The president has said he wants it to be the biggest arch in the world, modeled after Paris’ Arc de Triomphe — but larger. It would be the equivalent of a 16- to 20-story building, taller than the White House, the Lincoln Memorial and the US Capitol building. The project is already facing a legal challenge from a Vietnam War veterans’ group related to its scale and obstruction of the view of the Arlington National Cemetery.

After the arch presentation from Burgum and lead designer Nicholas Charbonneau, the commission heard broad concerns about the project’s scale, design and placement. It has been pictured in the proposal to sit on a traffic circle between the Arlington National Cemetery’s entrance and the Lincoln Memorial.

“We had just under 1,000 commenters. It’s saying that 100% of the comments were against the project,” Commission Secretary Thomas Luebke said.

Luebke read one letter from an unnamed individual that warned the project “would be profoundly out of scale with its surroundings” and “appears to disregard established norms that prioritize harmony with existing structures, preservation of sight lines and respect for the symbolic hierarchy of the capitals and landmarks.” The arch, the individual added, would set a “troubling precedent.”

Zachary Burt, community outreach and grants manager for the DC Preservation League, shared “serious concerns and strong opposition” to the project, particularly the arch’s proposed placement. The arch would sit atop a traffic circle on Columbia Island, a man-made strip of land between the Lincoln Memorial and Arlington House, which was once home to Confederate leader Robert E. Lee and is now a centerpiece of Arlington National Cemetery.

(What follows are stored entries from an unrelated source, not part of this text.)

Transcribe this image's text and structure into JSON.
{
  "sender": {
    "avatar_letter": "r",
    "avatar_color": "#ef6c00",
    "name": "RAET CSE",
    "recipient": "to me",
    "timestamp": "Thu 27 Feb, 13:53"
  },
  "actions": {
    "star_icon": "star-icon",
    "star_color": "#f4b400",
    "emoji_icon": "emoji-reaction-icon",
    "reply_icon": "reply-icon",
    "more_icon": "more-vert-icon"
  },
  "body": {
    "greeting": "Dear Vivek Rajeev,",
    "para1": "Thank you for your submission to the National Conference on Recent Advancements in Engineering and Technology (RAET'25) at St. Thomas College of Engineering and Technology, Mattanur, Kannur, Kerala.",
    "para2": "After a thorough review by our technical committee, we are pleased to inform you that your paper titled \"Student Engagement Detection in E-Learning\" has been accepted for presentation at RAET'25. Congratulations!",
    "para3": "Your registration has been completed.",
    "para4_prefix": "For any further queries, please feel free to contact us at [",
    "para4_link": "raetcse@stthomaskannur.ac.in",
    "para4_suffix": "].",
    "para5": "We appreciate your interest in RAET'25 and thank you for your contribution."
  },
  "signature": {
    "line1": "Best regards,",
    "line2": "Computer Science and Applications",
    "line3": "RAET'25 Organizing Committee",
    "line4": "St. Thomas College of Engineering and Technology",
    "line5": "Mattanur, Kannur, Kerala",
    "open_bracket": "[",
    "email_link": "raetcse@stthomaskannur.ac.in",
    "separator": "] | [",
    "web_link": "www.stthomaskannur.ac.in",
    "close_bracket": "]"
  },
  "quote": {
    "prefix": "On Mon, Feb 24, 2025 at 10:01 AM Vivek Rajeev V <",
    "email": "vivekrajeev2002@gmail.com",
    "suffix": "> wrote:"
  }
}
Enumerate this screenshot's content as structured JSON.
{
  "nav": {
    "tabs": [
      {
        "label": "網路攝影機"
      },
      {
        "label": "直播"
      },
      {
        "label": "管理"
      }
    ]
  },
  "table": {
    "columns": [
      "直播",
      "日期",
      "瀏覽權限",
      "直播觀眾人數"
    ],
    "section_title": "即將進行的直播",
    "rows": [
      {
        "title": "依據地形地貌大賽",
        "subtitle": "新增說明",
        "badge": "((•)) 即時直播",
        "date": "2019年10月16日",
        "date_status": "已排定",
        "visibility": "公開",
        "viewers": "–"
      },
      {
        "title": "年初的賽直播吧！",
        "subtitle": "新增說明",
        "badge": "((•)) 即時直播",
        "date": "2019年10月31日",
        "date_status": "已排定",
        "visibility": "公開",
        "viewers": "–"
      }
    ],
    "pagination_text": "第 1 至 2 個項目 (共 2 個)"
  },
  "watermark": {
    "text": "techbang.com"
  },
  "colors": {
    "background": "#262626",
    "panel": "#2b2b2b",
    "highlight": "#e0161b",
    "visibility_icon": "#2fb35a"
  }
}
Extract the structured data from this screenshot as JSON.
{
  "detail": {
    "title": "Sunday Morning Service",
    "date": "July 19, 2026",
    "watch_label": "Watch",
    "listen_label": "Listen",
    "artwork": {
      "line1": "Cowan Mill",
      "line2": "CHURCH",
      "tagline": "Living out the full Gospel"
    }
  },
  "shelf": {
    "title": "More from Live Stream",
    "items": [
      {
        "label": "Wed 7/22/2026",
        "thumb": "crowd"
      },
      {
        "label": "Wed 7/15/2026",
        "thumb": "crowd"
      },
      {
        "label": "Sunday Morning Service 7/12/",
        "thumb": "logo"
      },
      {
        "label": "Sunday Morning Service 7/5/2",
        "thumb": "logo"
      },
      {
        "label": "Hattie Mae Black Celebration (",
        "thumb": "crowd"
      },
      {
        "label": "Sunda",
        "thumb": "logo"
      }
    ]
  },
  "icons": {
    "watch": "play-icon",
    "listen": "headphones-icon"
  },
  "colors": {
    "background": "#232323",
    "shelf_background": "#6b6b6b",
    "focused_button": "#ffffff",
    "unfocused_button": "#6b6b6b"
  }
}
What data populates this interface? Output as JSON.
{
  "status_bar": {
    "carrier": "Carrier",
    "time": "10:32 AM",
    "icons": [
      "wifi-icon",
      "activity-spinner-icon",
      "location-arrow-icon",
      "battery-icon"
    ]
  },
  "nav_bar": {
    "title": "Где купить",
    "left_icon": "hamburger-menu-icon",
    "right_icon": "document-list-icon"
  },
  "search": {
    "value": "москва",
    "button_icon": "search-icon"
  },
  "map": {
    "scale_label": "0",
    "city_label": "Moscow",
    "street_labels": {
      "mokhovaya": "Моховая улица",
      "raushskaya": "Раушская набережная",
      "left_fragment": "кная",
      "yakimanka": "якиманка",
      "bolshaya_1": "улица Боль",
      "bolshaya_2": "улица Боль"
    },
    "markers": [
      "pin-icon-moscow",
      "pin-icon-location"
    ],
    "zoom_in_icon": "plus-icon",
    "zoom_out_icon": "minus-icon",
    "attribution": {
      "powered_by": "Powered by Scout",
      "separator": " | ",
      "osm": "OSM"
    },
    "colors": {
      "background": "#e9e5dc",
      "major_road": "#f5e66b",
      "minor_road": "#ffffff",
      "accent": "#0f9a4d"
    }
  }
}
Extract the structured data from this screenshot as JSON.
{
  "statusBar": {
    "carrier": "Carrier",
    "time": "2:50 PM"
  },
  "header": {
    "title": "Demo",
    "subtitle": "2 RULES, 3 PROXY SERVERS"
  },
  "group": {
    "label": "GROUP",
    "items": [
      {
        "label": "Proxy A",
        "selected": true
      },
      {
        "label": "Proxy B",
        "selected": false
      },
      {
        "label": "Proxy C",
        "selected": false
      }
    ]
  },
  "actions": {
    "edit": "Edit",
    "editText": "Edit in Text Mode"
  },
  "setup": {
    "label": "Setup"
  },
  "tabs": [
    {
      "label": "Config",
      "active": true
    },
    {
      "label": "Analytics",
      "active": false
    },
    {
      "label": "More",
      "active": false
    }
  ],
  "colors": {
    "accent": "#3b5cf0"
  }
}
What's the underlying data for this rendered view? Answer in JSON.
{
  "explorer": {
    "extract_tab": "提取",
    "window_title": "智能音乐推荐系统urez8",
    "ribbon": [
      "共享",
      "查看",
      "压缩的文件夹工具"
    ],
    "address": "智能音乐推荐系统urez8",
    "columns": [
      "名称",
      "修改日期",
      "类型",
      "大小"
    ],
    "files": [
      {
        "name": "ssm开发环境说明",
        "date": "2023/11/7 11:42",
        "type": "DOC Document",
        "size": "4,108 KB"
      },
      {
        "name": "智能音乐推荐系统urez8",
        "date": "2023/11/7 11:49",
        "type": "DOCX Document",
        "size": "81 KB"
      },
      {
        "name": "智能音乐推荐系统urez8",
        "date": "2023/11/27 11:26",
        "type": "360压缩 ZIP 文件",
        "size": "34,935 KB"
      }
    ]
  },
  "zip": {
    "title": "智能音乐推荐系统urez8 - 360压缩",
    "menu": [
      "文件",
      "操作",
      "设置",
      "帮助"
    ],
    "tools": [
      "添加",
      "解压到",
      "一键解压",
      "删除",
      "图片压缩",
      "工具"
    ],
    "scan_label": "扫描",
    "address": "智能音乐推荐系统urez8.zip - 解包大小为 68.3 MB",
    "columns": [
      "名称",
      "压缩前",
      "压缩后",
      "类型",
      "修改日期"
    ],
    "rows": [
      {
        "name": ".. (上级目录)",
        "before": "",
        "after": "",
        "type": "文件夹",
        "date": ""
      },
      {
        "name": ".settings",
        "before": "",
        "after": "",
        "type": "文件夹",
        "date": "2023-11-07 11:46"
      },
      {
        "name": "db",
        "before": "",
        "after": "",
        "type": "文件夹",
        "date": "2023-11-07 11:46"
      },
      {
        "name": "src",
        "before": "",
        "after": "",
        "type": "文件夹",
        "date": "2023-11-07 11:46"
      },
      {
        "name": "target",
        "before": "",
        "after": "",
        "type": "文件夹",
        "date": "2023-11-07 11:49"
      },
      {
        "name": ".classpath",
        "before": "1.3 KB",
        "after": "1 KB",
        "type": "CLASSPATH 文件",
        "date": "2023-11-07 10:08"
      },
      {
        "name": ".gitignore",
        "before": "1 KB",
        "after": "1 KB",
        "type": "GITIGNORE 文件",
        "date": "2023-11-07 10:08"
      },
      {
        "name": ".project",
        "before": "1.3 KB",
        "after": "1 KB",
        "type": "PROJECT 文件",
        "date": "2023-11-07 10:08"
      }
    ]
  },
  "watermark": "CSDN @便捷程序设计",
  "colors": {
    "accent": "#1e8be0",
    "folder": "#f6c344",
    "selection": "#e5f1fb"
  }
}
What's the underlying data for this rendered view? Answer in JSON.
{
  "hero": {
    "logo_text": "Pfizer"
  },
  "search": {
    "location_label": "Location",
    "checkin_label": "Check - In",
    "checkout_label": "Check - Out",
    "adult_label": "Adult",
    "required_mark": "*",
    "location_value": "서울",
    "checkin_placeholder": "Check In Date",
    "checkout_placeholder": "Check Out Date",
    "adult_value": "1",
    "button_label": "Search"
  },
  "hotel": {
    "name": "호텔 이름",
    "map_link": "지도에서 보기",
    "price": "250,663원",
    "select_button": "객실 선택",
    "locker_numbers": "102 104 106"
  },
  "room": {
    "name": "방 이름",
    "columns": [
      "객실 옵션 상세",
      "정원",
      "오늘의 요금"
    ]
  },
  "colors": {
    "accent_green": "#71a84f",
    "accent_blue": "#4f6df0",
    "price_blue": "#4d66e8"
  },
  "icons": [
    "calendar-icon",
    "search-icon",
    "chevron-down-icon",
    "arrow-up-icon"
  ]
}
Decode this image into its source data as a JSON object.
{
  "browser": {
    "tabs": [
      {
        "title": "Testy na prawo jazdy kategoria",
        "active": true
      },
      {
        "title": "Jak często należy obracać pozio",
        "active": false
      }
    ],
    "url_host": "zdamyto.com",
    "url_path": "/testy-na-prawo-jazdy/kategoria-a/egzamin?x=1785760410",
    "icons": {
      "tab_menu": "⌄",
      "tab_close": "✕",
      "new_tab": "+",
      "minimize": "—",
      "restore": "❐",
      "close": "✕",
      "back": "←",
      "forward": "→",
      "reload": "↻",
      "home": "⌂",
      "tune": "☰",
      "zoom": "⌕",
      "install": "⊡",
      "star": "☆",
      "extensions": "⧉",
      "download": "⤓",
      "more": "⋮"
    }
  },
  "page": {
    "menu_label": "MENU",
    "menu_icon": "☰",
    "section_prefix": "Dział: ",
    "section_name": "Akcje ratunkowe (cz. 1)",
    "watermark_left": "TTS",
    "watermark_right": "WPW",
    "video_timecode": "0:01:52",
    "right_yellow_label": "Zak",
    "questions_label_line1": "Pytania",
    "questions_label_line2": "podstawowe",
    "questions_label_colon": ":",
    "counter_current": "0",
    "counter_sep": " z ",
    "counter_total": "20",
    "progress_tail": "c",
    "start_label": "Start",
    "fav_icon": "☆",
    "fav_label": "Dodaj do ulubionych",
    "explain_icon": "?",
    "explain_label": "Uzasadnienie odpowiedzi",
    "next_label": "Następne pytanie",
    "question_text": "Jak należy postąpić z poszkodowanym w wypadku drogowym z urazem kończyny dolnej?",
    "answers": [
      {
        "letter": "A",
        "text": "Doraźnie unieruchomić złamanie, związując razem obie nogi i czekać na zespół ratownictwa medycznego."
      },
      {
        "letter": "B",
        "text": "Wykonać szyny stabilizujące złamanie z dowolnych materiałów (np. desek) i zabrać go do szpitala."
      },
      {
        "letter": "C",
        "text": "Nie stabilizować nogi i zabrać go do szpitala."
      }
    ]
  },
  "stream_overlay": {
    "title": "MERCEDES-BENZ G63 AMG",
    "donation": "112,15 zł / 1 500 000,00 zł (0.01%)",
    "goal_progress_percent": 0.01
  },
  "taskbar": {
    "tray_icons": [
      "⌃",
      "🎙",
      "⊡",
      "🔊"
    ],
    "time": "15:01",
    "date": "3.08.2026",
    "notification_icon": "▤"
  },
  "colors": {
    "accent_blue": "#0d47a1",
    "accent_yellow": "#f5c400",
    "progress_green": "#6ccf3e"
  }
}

The “visual connection” between those historic places, Burt said, “is not just a simple view. It … symbolizes the sacrifices our nation has made in pursuit of its highest ideal. The proposal for a 250-foot-tall triumphal arch threatens the solemn vista.”

After several people spoke against the project, H. Edward Phillips III, an attorney from Tennessee, defended the plan. He shared that his family members served in the military and said he did not see the arch as “offensive.”